8. The governing body of any city having a population of twenty-five thousand persons or more may use the provisions of subsection 3 to provide funds to participate in the cost of any construction, improvement, financing, and planning of any bypass routes, interchanges, or other intersection improvements on a federal or state highway system which is situated in whole or in part outside of the corporate limits of the city; provided, that the governing body thereof shall determine by resolution that the undertaking of such work is in the best interest of the city for the purpose of providing access and relieving congestion or improving traffic flow on municipal streets.

9. The governing body of a municipality or other political subdivision, located at least in part within a county that is included within a disaster or emergency executive order or proclamation of the governor under chapter 37-17.1, may by resolution adopted by a two-thirds vote authorize and issue general obligation bonds of the political subdivision without an election for the purpose of providing funds to pay costs associated with the emergency condition. The political subdivision may dedicate and levy taxes for retirement of bonds under this subsection and such levies are not subject to limitations as otherwise provided by law.

10. The governing board of any county, city, public school district, park district, or township may by resolution adopted by a two-thirds vote dedicate the tax levy authorized by section 57-15-41 and authorize and issue general obligation bonds to be paid by the dedicated levy for the purpose of providing funds to prepay outstanding special assessments made in accordance with the provisions of title 40 against property owned by the county, city, public school district, park district, or township.

11. The governing body of any park district that constitutes a distinct municipality may issue general obligation bonds of the park district for the purpose of providing funds to acquire, lay out, and improve parks, parkways, boulevards, and pleasure drives, and to acquire land for these purposes, but the indebtedness may not at any time exceed one percent of the assessed valuation of the taxable property in the park district.
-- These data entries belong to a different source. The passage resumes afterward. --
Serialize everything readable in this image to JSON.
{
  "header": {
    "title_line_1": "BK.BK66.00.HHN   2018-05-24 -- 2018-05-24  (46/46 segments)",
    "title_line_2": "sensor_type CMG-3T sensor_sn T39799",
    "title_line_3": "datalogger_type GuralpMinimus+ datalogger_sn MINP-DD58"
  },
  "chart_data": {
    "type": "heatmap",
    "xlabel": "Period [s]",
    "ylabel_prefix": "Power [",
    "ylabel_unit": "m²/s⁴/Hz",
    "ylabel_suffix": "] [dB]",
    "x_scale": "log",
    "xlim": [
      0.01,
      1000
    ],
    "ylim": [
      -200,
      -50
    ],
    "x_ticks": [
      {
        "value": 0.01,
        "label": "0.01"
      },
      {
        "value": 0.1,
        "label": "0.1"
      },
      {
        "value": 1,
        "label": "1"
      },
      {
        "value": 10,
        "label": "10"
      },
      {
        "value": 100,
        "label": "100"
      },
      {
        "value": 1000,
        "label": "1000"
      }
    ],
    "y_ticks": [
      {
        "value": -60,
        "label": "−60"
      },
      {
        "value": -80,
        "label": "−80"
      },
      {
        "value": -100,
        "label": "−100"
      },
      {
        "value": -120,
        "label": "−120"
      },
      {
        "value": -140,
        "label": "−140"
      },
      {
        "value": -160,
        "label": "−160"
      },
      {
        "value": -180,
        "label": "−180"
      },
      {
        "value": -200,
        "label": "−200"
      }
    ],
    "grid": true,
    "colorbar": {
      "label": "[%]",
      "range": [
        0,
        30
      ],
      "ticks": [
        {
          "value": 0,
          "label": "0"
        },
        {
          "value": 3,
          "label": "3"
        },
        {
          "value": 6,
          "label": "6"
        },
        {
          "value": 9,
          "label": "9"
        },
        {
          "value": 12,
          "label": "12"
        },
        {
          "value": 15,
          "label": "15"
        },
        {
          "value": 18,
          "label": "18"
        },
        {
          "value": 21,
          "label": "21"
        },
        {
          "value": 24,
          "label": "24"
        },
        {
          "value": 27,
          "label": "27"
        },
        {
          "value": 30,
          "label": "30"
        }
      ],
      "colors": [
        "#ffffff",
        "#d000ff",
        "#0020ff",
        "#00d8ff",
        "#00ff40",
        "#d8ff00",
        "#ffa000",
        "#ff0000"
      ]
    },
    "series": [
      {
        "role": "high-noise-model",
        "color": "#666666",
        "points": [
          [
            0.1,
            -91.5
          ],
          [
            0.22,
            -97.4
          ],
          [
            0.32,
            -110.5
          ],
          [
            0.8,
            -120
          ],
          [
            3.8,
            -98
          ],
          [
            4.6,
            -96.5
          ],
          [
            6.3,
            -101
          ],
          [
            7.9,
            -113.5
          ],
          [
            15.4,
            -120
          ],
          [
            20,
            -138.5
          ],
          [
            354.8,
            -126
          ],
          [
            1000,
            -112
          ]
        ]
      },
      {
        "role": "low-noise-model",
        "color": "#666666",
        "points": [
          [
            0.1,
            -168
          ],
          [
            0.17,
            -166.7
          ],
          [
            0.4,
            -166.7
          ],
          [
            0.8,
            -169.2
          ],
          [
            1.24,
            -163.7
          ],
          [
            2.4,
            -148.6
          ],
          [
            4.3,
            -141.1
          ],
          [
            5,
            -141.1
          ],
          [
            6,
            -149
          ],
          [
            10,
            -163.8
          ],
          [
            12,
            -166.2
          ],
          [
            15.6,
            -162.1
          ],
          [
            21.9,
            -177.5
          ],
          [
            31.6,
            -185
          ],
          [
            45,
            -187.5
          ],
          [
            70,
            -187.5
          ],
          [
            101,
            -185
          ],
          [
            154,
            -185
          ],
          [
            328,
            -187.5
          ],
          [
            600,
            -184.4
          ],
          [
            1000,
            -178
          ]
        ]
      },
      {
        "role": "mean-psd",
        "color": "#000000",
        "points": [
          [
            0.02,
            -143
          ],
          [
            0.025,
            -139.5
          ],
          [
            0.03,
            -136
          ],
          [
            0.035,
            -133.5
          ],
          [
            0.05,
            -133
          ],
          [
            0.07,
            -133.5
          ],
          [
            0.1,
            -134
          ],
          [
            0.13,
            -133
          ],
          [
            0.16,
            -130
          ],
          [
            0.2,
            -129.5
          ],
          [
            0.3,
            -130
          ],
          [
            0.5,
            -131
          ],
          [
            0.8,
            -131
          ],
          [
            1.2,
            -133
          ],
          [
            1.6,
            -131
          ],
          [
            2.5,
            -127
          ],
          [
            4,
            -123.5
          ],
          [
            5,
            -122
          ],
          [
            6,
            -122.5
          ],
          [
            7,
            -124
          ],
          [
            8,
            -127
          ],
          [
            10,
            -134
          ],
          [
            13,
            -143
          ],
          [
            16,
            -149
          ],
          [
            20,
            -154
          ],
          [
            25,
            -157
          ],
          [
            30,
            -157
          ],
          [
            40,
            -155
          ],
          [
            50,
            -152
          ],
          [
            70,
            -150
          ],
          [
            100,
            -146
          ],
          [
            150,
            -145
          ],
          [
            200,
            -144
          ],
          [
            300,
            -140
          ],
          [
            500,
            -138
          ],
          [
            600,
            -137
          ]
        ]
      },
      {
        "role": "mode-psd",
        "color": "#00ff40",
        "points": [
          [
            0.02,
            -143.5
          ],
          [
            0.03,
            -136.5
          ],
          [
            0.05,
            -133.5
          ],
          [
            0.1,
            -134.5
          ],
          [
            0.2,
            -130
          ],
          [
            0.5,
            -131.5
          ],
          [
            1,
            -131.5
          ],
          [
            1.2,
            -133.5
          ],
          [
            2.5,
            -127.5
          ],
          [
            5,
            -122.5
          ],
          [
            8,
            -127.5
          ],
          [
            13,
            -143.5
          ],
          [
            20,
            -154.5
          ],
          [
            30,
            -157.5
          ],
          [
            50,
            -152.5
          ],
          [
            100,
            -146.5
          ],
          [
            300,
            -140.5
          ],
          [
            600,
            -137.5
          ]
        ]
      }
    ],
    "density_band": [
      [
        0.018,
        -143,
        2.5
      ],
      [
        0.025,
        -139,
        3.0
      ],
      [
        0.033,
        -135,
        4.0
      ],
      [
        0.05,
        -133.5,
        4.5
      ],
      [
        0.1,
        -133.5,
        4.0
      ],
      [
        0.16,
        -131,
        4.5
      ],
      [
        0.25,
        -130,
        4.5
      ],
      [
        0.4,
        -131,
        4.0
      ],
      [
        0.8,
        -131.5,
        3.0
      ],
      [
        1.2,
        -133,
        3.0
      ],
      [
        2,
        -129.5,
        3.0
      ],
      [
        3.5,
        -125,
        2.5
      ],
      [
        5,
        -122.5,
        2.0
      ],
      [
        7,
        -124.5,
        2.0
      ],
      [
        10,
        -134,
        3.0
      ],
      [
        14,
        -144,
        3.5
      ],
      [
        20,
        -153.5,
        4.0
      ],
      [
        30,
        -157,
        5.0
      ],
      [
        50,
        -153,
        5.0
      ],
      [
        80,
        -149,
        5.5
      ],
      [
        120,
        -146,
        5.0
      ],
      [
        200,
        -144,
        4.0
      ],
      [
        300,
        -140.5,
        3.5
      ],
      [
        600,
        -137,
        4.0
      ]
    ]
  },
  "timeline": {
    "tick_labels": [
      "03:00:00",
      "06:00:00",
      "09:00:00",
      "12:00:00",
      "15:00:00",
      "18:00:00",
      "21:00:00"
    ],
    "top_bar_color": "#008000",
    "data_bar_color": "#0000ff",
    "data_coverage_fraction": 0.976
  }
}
The initial resolution authorizing the issuance of general obligation bonds under this subsection must be published in the official newspaper of the park district, and any    owner of taxable property within the park district may, within sixty days after publication, file with the clerk of the park district a protest against the adoption of the resolution. Protests must be in writing and must describe the property that is the subject of the protest. If the governing body finds the protests have been signed by the owners of taxable property having an assessed valuation equal to five percent or more of the assessed valuation of all taxable property within the park district, as last finally equalized, all further proceedings under the initial resolution are barred.